Approval of animal studies

Immunization and challenge studies at the University of Wisconsin-Madison were performed under an approved protocol (Protocol Number: V006426) reviewed by the Institutional Animal Care and Use Committee. To minimize pain, virus infections were performed under isoflurane anesthesia. Group sizes were determined based on previous S2-antigen vaccine studies, and no sample-size calculations were performed prior to the study in order to determine the power of these studies. Animal groups were not blinded to the researchers.

Expression of S2 proteins

DNA encoding the S2 subunit regions of the YN2013 (AIA62330.1, residues 646-1233, BtKY72 (APO40579.1, residues 673–1257) and Khosta-2 (QVN46569.1, residues 667–1253) spike proteins were modified to include six proline mutations based on the SARS-CoV-2 HexaPro spike protein³². The S2’ protease cut site of the S2 antigens was also eliminated with additional mutations similar to our previous S2-constructs³². Clade 3 antigens from BtKY72 and Khosta-2 were modified to include 3 additional mutations (F744W, F883L, N940D) determined by the Rosetta molecular modeling program following the point mutation method reported by Thieker et al³³. Another version of the BtKY72 S2 antigen was generated with a truncation in the N-terminus. This truncation was also added to the Khosta-2 S2. These four DNA segments (YN2013 S2, BtKY72 S2, BtKY72 Tr. S2, and Khosta-2 Tr. S2) were cloned by Gene Universal, Inc. (Newark, DE) into pcDNA3.1(-) between the Ncol and Xhol restriction sites with the addition of an N-terminal mouse Ig Kappa signal peptide and C-terminal T4 fibritin trimerization domain, AviTag, and hexahistidine tag similar to our previous S2 constructs^13,20.
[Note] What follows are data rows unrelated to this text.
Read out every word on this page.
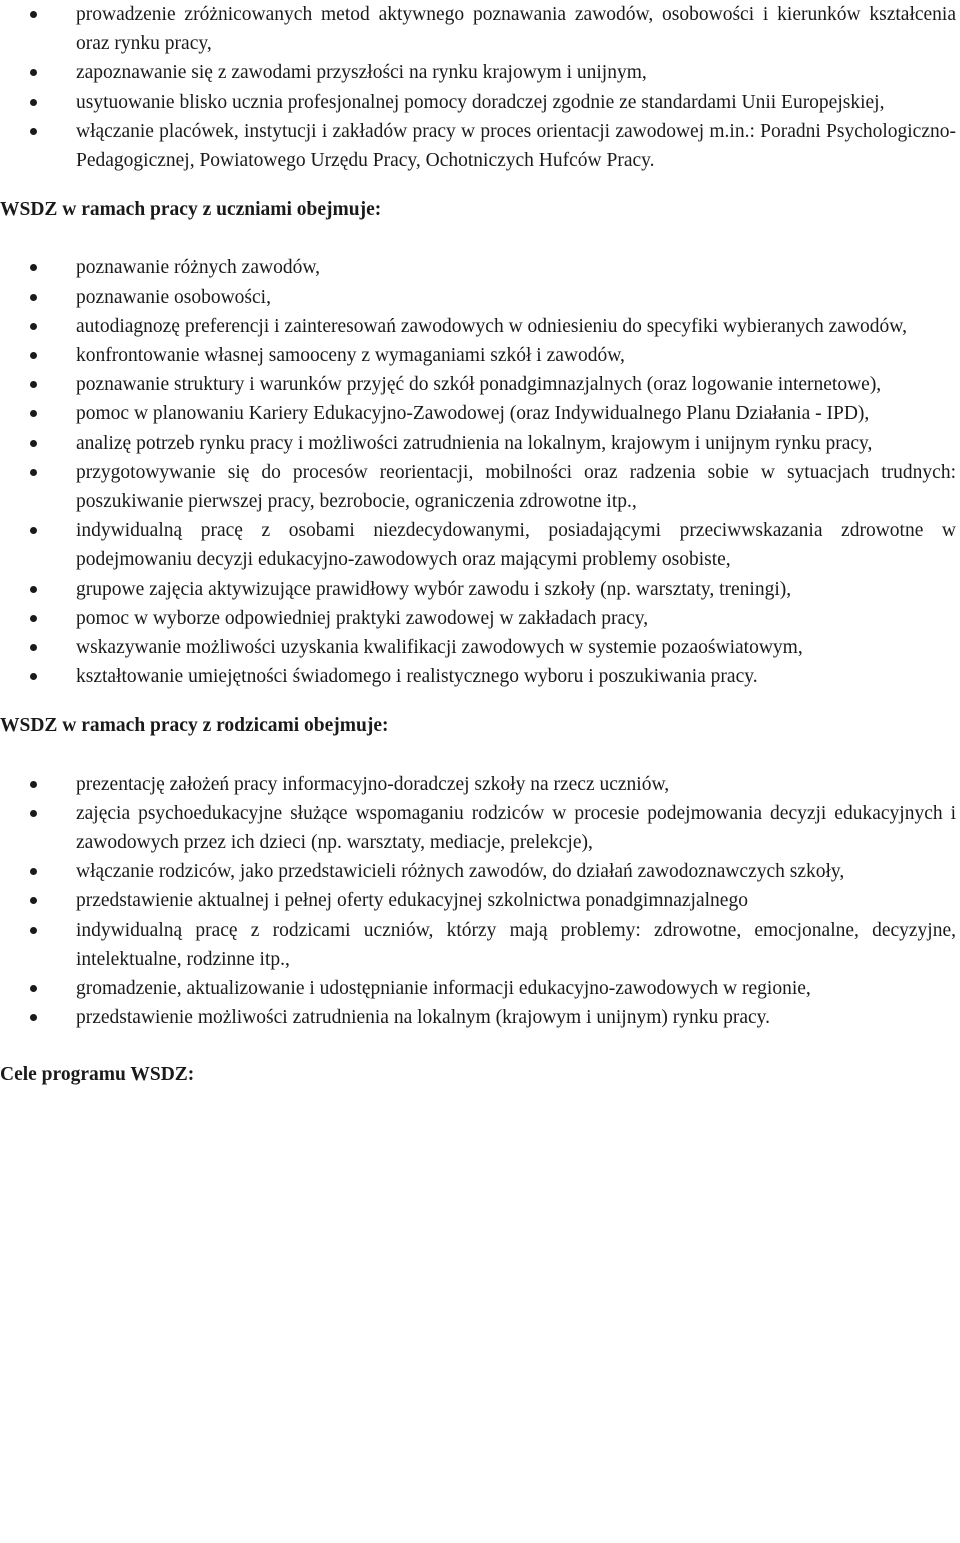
prowadzenie zróżnicowanych metod aktywnego poznawania zawodów, osobowości i kierunków kształcenia oraz rynku pracy,
zapoznawanie się z zawodami przyszłości na rynku krajowym i unijnym,
usytuowanie blisko ucznia profesjonalnej pomocy doradczej zgodnie ze standardami Unii Europejskiej,
włączanie placówek, instytucji i zakładów pracy w proces orientacji zawodowej m.in.: Poradni Psychologiczno-Pedagogicznej, Powiatowego Urzędu Pracy, Ochotniczych Hufców Pracy.

WSDZ w ramach pracy z uczniami obejmuje:

poznawanie różnych zawodów,
poznawanie osobowości,
autodiagnozę preferencji i zainteresowań zawodowych w odniesieniu do specyfiki wybieranych zawodów,
konfrontowanie własnej samooceny z wymaganiami szkół i zawodów,
poznawanie struktury i warunków przyjęć do szkół ponadgimnazjalnych (oraz logowanie internetowe),
pomoc w planowaniu Kariery Edukacyjno-Zawodowej (oraz Indywidualnego Planu Działania - IPD),
analizę potrzeb rynku pracy i możliwości zatrudnienia na lokalnym, krajowym i unijnym rynku pracy,
przygotowywanie się do procesów reorientacji, mobilności oraz radzenia sobie w sytuacjach trudnych: poszukiwanie pierwszej pracy, bezrobocie, ograniczenia zdrowotne itp.,
indywidualną pracę z osobami niezdecydowanymi, posiadającymi przeciwwskazania zdrowotne w podejmowaniu decyzji edukacyjno-zawodowych oraz mającymi problemy osobiste,
grupowe zajęcia aktywizujące prawidłowy wybór zawodu i szkoły (np. warsztaty, treningi),
pomoc w wyborze odpowiedniej praktyki zawodowej w zakładach pracy,
wskazywanie możliwości uzyskania kwalifikacji zawodowych w systemie pozaoświatowym,
kształtowanie umiejętności świadomego i realistycznego wyboru i poszukiwania pracy.

WSDZ w ramach pracy z rodzicami obejmuje:

prezentację założeń pracy informacyjno-doradczej szkoły na rzecz uczniów,
zajęcia psychoedukacyjne służące wspomaganiu rodziców w procesie podejmowania decyzji edukacyjnych i zawodowych przez ich dzieci (np. warsztaty, mediacje, prelekcje),
włączanie rodziców, jako przedstawicieli różnych zawodów, do działań zawodoznawczych szkoły,
przedstawienie aktualnej i pełnej oferty edukacyjnej szkolnictwa ponadgimnazjalnego
indywidualną pracę z rodzicami uczniów, którzy mają problemy: zdrowotne, emocjonalne, decyzyjne, intelektualne, rodzinne itp.,
gromadzenie, aktualizowanie i udostępnianie informacji edukacyjno-zawodowych w regionie,
przedstawienie możliwości zatrudnienia na lokalnym (krajowym i unijnym) rynku pracy.

Cele programu WSDZ:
These plasmids were transfected into Expi293F cells (RRID: CVCL_D615) using the ExpiFectamine Transfection Kit (Thermo Fisher Scientific) per manufacturer protocol. Cell cultures were centrifuged 5 days after transfection at 6000 × g for 10 minutes. The supernatant was dialyzed into PBS for 2 h, then dialyzed for a further 2 hours with fresh PBS. The dialyzed supernatant and 1 mL of HisPure Ni-NTA resin (Thermo Fisher Scientific) were mixed together overnight on a stir plate. The mixture was loaded onto a gravity flow column (G-Biosciences) and then washed with 90 mL of binding buffer (150 mM Tris, 150 mM NaCl, 20 mM Imidazole, pH 8). For collecting the hexahistidine-tagged S2 proteins, 3 mL of elution buffer (150 mM Tris, 150 mM NaCl, 400 mM Imidazole, pH 8) was loaded onto the column and allowed to incubate with the resin before being collected. This elution process was repeated two more times to collect a total eluate of 9 mL. This eluate was concentrated down using a 10 kDa MWCO spin filter (Millipore Sigma) to 1 mL and then further purified by size exclusion chromatography using a Superdex 200 Increase 10/30 column in PBS. The bicinchoninic acid assay (BCA) assay (Thermo Scientific) was used to determine the final protein concentration.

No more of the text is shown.